Thanks Chris, very helpful.
Chris,
Great article and very easy to follow.
Thanks for the tips, especially the one on changing Admin.
In wordpress 2.7 I just set the admin account to ‘ – no role in this blog – ‘ setting so that nobody can register it incase it is required, and it can’t be logged in on. ;)
Hi Chris!
Can you update the post for a fresh install w/ WordPress 2.7? I tried following your tips but am not having any luck.
Any chance on iPhone WordPress articles? :)
Nevermind! I figured out my problem :D
IImage Browser & No WWW are my favorite plugins too.
Thanks for your sharing.
Great post Chris! VERY helpful reminder list :)
I’ve been using the IImage Browser for years and it’s still the best image plugin for WordPress I’ve found. The only downside is when you upgrade WordPress, you have to remember to put the iimage-browser.php file in wp-admin folder.

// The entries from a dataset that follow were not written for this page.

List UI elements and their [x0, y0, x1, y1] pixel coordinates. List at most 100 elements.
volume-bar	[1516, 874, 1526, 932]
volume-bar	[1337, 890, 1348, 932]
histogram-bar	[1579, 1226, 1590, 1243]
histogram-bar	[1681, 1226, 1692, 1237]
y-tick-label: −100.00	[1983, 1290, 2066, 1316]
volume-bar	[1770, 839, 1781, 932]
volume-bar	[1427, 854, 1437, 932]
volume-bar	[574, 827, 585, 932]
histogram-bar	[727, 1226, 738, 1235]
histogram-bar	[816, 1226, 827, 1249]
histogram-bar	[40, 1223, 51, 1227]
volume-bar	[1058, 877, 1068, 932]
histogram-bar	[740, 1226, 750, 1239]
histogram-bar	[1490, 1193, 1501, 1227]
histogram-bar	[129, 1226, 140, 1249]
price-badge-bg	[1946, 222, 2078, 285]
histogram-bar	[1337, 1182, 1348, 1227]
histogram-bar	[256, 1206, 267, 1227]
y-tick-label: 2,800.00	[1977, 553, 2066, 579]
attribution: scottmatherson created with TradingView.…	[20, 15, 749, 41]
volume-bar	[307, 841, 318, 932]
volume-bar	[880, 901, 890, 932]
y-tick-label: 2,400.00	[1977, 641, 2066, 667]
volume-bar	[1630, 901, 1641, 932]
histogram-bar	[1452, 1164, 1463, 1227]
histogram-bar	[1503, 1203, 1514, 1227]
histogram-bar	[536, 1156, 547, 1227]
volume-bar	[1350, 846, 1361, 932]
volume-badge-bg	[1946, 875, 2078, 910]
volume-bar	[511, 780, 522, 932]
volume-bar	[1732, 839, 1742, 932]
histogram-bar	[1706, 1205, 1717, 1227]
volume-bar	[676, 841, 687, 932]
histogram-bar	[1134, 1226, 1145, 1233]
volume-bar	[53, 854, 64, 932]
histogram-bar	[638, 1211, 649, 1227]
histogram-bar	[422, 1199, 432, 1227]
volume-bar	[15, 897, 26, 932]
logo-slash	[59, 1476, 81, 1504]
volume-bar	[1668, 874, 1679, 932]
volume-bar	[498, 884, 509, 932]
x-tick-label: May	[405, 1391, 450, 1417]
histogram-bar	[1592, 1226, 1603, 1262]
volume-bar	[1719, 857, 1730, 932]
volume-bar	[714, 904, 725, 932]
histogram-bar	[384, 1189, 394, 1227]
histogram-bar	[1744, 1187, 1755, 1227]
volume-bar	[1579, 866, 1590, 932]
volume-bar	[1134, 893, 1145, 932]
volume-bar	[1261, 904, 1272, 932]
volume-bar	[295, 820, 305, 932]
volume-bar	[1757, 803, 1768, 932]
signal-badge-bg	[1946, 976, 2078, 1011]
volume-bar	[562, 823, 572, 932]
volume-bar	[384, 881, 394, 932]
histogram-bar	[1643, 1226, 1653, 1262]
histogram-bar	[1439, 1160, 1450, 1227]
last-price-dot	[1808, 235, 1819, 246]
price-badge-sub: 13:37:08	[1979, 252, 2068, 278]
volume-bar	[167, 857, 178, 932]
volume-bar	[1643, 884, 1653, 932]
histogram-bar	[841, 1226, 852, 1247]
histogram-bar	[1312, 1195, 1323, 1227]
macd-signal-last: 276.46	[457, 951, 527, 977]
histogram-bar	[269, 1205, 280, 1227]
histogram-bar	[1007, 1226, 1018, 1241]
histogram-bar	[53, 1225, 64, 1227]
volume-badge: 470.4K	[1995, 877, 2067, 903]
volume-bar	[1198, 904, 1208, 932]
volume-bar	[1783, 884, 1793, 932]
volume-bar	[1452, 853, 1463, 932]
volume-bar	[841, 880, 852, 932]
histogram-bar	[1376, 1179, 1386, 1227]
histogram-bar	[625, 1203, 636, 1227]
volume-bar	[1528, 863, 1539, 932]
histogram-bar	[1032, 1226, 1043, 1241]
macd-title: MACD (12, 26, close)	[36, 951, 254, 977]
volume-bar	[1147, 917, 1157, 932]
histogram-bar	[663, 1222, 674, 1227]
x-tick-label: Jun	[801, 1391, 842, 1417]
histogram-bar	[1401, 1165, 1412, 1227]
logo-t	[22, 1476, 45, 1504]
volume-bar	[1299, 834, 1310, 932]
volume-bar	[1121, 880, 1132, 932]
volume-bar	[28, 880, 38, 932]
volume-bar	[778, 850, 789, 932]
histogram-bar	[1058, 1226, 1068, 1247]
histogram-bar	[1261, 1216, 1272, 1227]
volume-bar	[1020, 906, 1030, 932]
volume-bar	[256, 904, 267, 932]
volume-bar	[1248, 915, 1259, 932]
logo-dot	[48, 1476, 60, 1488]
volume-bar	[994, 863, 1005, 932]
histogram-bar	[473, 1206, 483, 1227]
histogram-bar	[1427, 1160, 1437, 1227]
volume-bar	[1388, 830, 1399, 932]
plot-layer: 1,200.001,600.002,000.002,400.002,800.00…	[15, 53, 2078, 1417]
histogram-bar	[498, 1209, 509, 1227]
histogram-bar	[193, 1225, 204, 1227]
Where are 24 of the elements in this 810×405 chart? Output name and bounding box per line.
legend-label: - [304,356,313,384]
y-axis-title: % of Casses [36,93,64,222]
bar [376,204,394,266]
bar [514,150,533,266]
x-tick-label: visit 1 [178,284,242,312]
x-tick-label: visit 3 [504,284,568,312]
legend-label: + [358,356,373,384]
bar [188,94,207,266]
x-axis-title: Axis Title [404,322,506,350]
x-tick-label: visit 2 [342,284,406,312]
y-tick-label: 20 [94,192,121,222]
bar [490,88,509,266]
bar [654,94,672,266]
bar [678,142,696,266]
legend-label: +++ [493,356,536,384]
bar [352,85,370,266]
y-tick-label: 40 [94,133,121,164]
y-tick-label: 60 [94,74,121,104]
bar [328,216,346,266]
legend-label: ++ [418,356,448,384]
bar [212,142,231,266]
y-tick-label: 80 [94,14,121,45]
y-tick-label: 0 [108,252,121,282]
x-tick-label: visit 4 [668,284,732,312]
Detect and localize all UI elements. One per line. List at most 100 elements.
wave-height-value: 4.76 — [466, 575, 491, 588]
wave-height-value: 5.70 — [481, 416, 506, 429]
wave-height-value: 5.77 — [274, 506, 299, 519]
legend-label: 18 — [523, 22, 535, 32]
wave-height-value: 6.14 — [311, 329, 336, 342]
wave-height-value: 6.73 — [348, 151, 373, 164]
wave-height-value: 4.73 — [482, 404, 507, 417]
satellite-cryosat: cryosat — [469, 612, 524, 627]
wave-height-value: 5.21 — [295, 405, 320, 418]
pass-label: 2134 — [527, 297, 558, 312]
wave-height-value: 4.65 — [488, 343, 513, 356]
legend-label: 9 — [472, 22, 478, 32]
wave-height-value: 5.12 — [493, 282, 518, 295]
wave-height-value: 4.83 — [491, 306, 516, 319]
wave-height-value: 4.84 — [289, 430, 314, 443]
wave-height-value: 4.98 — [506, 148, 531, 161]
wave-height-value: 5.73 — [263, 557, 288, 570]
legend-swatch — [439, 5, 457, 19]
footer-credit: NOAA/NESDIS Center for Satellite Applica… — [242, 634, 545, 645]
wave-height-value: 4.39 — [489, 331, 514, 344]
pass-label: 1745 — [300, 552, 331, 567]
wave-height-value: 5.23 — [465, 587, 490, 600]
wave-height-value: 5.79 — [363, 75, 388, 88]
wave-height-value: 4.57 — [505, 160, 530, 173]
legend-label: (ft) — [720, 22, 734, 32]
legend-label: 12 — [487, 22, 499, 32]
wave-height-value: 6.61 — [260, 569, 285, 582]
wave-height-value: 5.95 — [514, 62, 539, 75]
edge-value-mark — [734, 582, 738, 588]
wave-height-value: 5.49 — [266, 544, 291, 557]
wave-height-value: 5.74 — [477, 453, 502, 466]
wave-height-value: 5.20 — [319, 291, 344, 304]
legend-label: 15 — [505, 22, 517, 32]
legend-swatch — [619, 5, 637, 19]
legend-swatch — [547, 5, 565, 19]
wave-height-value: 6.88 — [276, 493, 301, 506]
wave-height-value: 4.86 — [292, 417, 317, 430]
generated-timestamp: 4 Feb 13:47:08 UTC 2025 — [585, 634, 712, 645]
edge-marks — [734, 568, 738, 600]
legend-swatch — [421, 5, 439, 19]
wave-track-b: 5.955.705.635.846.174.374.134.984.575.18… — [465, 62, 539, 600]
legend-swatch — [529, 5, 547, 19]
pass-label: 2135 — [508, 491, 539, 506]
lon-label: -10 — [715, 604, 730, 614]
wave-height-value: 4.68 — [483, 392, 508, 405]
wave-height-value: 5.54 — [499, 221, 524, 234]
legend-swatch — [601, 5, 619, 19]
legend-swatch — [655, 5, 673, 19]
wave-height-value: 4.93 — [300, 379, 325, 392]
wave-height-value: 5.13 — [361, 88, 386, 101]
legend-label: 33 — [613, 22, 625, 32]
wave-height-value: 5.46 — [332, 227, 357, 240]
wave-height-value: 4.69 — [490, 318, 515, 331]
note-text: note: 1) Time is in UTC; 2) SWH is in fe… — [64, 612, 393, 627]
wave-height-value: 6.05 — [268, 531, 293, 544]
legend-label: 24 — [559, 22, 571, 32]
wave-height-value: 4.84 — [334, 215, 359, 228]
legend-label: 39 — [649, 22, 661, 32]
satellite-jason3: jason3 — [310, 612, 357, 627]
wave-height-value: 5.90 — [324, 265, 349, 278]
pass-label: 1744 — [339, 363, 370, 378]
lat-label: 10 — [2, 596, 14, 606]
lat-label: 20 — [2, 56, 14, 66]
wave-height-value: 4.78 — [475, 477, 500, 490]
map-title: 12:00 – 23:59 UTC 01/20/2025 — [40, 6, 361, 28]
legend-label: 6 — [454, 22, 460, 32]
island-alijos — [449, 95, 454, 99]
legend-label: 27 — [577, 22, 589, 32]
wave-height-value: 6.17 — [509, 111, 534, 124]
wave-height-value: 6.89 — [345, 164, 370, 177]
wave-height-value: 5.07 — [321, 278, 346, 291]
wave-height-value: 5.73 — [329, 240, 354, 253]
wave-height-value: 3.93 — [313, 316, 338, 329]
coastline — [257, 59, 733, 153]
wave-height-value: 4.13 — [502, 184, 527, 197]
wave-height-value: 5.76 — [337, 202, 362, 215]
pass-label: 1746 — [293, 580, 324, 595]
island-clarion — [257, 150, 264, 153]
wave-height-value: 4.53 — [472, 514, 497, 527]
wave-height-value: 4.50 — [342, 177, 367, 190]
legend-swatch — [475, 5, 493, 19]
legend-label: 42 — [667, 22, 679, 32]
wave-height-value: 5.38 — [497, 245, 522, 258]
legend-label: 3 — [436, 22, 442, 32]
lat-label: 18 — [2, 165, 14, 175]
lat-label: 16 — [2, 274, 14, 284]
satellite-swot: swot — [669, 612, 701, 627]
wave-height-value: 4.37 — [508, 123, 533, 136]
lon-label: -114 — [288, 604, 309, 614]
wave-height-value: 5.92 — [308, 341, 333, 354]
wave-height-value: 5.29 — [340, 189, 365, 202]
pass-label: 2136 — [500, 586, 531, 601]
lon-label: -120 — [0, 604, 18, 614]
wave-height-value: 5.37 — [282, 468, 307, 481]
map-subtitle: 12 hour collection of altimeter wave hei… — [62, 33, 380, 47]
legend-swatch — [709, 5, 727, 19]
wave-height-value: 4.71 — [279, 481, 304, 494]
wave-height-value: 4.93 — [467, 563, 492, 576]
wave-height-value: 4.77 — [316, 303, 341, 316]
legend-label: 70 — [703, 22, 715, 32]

You rock. Thanks for the insights!
This article very interesting!!
I will come back again. :)
Great article as always. I had a lot of trouble with the permalink thingy. Thanks a ton.
Thanks in advance and keep up the great posts.
Thanks for the insights out on wordpress.
Excellent post. I’m beginning to publish my own blogs and this info is really useful for newbes like me. Bookmarked. Thanks.
Excellent stuff,
I too am having problems with the permalinks.
A fresh install was carried out, the htaccess file is there, not in the room but in a CGI folder.
I have created a separate htaccess file and placed it in the root, but still nothing.
The files access is 777
Thanks again,
G.
A Step by step things to do after installing WordPress! Thanks for the detailed post Chris.It really helped me for setting up new Blog.
I don’t think we should use a plugin to enforce to open www or non-www version, by simple adding one Cname record to the domain registrar and selecting a version in Google Webmaster tools is enough i think. Correct me, if i’m wrong?